The knife swung, but I evaded and brought my elbow down on the back of his head as he wheeled by. I’d gotten unexpectedly good at fighting during the last few months and wasn’t going to hold anything back on him.
Barnett dived forward again, and I grabbed his hand and pulled him towards me. My head made a satisfying whack as it connected with his face. Stunned, he was now bleeding from the nose and mouth.
He backed up slightly and I pounced. Grabbing his jacket, I hurled him into the brick alley wall and kicked him in the back as he bounced off it. Down on the ground, I kneeled on his chest with my legs pinning his arms to the ground. Then I punched until my knuckles were raw and covered with blood.
I wanted to kill him. I wanted to cut him the way that Mary had cut Ann; but I still needed information, so I pulled him up into a sitting position
and slapped him until he woke up again.
“Where is she? Where’s Mary Kelly?”
Barnett laughed but started to choke on his blood.

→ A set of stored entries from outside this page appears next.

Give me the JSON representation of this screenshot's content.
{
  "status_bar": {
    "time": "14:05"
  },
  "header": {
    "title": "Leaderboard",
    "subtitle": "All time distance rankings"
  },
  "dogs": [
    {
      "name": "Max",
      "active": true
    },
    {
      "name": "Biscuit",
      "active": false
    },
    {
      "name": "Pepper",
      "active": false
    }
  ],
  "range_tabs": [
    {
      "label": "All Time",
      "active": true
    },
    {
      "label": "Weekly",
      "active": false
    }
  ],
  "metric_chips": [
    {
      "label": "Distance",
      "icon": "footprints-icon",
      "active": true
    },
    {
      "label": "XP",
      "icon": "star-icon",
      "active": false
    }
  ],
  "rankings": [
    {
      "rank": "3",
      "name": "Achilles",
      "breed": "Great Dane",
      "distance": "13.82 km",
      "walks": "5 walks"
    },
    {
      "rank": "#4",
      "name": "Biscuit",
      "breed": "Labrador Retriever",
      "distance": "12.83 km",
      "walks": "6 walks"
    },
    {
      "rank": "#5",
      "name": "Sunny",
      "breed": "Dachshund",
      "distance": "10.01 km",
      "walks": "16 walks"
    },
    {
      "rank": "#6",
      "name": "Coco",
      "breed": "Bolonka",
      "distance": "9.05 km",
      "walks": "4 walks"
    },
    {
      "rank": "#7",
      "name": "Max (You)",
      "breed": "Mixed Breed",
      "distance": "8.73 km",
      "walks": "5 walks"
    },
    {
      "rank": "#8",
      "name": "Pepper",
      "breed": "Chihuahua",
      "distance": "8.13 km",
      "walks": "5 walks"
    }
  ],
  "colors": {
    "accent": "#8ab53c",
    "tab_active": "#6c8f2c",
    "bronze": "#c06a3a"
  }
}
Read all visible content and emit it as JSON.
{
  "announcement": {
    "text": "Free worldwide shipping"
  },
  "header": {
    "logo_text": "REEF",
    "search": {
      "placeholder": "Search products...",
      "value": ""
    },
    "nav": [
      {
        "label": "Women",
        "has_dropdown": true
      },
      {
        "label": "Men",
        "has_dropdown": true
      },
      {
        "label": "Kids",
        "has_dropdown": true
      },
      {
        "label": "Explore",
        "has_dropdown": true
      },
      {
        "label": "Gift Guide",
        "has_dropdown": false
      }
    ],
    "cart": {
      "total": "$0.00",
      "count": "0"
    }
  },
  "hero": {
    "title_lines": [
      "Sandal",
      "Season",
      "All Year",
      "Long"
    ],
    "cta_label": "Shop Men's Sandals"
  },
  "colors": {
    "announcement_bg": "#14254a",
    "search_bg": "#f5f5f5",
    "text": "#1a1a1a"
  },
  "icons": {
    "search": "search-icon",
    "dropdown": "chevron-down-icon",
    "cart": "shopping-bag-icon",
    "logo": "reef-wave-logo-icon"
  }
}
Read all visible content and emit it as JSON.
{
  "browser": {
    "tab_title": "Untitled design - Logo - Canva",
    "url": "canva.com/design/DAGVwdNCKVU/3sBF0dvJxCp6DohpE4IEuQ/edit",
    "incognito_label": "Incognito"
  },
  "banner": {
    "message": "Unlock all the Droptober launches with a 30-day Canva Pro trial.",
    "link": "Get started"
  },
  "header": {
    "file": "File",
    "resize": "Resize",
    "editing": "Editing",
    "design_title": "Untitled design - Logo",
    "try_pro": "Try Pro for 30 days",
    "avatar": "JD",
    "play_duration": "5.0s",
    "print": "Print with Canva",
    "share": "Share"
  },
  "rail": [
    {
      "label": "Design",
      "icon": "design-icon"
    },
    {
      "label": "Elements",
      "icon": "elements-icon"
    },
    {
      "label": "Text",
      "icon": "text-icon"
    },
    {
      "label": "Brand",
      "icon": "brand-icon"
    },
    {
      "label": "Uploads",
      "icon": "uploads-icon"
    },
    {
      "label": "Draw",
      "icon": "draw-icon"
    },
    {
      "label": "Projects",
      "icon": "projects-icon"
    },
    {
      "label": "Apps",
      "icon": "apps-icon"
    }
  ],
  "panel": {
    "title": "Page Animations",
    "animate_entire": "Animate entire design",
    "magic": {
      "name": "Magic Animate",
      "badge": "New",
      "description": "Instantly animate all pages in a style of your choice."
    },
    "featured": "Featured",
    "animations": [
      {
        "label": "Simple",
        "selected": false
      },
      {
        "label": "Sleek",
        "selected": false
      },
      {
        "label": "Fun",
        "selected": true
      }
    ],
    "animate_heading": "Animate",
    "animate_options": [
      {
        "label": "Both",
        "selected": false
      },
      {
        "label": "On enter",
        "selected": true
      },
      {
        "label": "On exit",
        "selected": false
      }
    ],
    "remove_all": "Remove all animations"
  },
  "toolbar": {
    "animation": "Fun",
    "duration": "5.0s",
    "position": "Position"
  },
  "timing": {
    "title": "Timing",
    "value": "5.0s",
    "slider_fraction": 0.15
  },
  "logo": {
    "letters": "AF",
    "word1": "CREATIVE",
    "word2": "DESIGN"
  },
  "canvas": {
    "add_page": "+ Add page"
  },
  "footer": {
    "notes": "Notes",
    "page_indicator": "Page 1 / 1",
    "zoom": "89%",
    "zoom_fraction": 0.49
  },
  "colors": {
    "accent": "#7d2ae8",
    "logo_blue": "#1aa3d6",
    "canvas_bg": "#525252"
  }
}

“Where’s Mary Kelly? God, you’re a stupid cocksucker, aren’t you? Never knew anything. She’d been pluming your chicken for weeks right under your nose and you never saw it. And she was easy, she was. Took to it like a babe to a tit. And you know what? She loved it. Every last second of it.”
I punched him hard in the side and could feel one of his ribs crack.
“You never even recognised me that night in Berner Street, did you? Remember? ‘Lipski! Lipski!’ Stupid fucker.”
That’s when it hit me. Barnett had been the other man on the street when Liz Stride had been killed. He was the lookout for the dhole with Machen’s face. That meant that he had been involved in this from the beginning.
“Why’d she do it, Barnett? Why kill those women?”
“Kill those women? Fuck if I know. She’s a loon. Kept talking about using ’em as sacrifices and how everything had to be done in just such a way or else it’d be ruined. She targeted your bird right away, she did. That night at the party. She said that your girl was sweet, and tasting her was like tasting purity. And you never knew a thing.”
I pushed in his side a bit, and he winced from pain. Some red foam started to appear at the sides of his mouth.
“Why, Barnett? Why?”
He gritted his teeth. “Why? She kept saying something about ‘piercing the veil’ or some such crap. Said that there was another world out there, and that’s where she belonged. She was right: she’s too crazy for this world. Using that freak to cut up women and take pieces out of them. Heh! You didn’t even see me get them out of that underground place when you and that bloody writer barged in. So stupid.”
“Where is she? You are going to tell me right now where she is.”
I had taken his knife and was pointing it at his groin. In case he didn’t get the hint, I pressed the point into him. This got his attention.
“Where she is? She—she ain’t here. She’s not in London anymore, I swear. She got on a train this morning, around eleven, from Waterloo Station. I put her on it myself.”